The funding of the compensation system, and the ways in which rehabilitation are funded need a thorough review.
However, there are many potential implications in revising the way that employers pay for injuries and illness, not least the question of creating a two-tier health service where those injured at work receive better treatment than those who are injured elsewhere. There will be winners and losers from any reform, and the need for full debate and consultation is paramount.
Nevertheless we do believe that the state compensation scheme (Industrial Injuries benefit) should be linked much more to prevention with part of the funding being raised from employers based on their accident and illness record. However the TUC is aware that many of the claims are historical and rise from industries that have now disappeared or shrunk considerably and any such fund should reflect current, not historical, practice.
In terms of rehabilitation, the TUC believes that the most effective approach would be to:
Rehabilitation services should be provided through the NHS through a national system of rehabilitation. There needs to be a range of funding available, with the costs being met by the employers, but even within that it would be likely that, in practice, larger employers would self-fund and self-provide. The insurance industry could also provide an enormously useful system for providing collective funding and provision, using services provide through the NHS. This will be especially important for smaller firms. But it is worth noting that in the construction industry there is widespread support for a collectively funded occupational health service which could provide access to rehabilitation.

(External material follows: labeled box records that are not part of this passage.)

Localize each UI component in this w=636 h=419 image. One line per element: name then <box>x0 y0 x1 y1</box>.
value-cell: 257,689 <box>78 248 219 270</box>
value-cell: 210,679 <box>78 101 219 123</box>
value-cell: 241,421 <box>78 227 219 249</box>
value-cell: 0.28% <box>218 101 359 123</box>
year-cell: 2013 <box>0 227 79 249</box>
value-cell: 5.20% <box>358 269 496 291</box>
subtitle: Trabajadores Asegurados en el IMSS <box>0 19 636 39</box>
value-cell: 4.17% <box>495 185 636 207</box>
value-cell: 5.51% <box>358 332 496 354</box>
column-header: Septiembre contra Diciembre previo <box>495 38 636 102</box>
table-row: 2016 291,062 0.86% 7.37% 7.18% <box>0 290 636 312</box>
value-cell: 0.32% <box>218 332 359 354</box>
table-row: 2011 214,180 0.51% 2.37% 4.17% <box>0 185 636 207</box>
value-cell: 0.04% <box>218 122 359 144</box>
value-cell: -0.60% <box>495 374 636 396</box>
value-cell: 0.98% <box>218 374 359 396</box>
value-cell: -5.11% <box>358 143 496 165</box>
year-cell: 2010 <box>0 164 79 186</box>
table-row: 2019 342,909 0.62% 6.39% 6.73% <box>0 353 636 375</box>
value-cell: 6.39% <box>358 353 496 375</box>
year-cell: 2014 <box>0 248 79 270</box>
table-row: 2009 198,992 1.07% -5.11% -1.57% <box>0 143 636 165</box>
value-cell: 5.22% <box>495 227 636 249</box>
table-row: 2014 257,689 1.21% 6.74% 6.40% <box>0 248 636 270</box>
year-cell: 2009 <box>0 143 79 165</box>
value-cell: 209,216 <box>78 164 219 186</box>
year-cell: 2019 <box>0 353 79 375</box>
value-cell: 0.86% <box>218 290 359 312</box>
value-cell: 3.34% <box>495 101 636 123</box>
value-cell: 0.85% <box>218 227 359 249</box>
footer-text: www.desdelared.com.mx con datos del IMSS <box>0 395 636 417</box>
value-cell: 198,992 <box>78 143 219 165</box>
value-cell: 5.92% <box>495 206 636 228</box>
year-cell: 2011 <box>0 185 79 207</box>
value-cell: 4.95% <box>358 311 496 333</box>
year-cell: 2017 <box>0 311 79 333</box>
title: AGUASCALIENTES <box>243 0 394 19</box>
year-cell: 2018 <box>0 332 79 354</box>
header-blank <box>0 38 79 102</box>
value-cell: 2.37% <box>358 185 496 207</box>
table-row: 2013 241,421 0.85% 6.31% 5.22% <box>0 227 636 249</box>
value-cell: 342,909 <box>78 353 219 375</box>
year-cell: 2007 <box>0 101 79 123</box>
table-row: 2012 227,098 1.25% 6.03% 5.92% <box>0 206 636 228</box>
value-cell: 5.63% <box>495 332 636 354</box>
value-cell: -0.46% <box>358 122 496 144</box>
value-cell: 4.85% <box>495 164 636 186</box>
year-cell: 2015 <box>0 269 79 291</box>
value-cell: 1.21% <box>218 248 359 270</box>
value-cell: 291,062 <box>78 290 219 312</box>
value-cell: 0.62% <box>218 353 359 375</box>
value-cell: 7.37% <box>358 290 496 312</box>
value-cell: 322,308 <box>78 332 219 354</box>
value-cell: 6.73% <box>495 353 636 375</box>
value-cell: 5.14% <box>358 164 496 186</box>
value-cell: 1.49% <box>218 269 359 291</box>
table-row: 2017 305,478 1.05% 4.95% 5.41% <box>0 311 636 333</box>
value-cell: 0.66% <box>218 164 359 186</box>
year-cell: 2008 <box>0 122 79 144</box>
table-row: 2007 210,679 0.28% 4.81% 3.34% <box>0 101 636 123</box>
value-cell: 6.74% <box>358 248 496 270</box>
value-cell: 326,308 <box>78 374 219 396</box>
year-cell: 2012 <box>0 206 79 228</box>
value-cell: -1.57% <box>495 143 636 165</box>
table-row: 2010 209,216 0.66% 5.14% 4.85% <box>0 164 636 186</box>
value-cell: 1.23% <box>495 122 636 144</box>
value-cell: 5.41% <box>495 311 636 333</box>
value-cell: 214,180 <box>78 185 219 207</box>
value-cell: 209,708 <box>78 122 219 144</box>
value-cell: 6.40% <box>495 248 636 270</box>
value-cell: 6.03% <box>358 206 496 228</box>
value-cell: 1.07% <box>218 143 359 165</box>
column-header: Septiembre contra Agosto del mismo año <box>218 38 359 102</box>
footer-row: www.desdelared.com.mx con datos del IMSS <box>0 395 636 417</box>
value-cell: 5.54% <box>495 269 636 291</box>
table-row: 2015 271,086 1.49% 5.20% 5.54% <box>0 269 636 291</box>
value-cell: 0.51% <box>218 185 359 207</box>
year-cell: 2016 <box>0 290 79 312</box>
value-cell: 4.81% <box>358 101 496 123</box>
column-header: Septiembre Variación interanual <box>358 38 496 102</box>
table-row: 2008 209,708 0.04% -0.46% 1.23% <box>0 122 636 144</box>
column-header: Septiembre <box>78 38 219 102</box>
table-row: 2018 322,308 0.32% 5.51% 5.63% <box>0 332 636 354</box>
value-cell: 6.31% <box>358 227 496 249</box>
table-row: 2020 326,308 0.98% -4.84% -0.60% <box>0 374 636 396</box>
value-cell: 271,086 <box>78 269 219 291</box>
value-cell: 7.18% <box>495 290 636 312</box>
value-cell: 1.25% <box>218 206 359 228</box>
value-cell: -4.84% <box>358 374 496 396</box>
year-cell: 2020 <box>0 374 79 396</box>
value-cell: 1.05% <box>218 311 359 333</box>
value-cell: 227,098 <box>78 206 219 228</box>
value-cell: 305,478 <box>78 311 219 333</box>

This paper makes clear that the TUC recognises the need to better integrate existing occupational health and rehabilitation provision, improve access to specialist services, and to support community based occupational health projects. However, the TUC is concerned to ensure that effective means of preventing occupational ill-health are available to all working people and their employers.
Over the last decade or so the Health and Safety Executive’s Employment Medical Advisory Service has been decimated, starved of resources and staff. EMAS used to be able to provide comprehensive occupational health advice particularly to small business, or those who did not have their own in-house advisory service, on workplace health hazards and the steps to take to prevent them. Such a service no longer really exists. The Health and Safety Executive does promote rehabilitation but little has been done to advance the need for a occupational health prevention service and relies instead on a voluntary approach by industry. History has shown that, but for a few major companies, this does not work.
The TUC supports calls for the proper resourcing of EMAS to drive forward occupational health in Great Britain and provide leadership to the system. Setting up alternatives to a properly funded EMAS will not be cost effective in terms of the benefits secured for the resources spent. A fully restored advisory service, such as EMAS, would be effective in providing incentive to employers to make occupational health provision and would be able to provide the necessary advice to employers, as Parliament originally intended, when it was set up under the Health and Safety at Work Act. Prevention is always better than cure.